Lovage is a member of the Carrot family, and like Parsley, Fennel, or Coriander, famous for its highly aromatic essential oils. In the kitchen, Lovage its flavorful edible leaves are used in salads, stews, soups and sauces, but in fact, all of its parts are edible. The seeds can be used like fennel seeds and the young stems are candied like those of Angelica. The root is dug up in September and cooked as a vegetable. In Cornwall, a popular cordial called 'Lovage' was served with Brandy as a tasty ‘winter warmer’. It has recently been revived but although very tasty, Lovage is not the main ingredient.

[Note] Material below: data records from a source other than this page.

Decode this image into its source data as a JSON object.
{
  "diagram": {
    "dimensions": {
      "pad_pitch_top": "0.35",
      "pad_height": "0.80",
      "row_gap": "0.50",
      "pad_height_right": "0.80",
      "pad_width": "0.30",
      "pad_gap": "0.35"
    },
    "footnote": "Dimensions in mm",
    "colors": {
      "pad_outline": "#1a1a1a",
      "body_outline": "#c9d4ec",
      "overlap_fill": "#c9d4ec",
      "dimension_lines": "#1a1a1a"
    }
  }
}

Although medical herbalists have mostly abandoned the use of Lovage in their medical practice, it has been issued with a positive Commission E monograph. In the past, all parts of the plant were used for similar medicinal purposes, but the root has the highest essential oil content. The oil relaxes the smooth muscles especially those of the stomach and digestive tract. It has been used to treat intestinal colic, acid reflux, and the like. Its other common use is as an expectorant for catarrhal conditions of the upper respiratory tract. Another interesting property that has been discovered more recently is its ‘aquatic action’ - which is to say that it promotes the flow of urine and the excretion of uric acid without depleting the body’s electrolytes.
Thanks to its lovely name, lovage has a long history of use in love spells and added to the bathwater it was said to make the bather ‘irresistible’. never mind that the name is the result of an etymological confusion.
Its powerfully aromatic scent was believed to fend off demons and it was fed to cattle to protect them against evil spells (e.g. that reduce the flow of milk). Culpeper calls it a ‘herb of the Sun in the sign of Taurus.’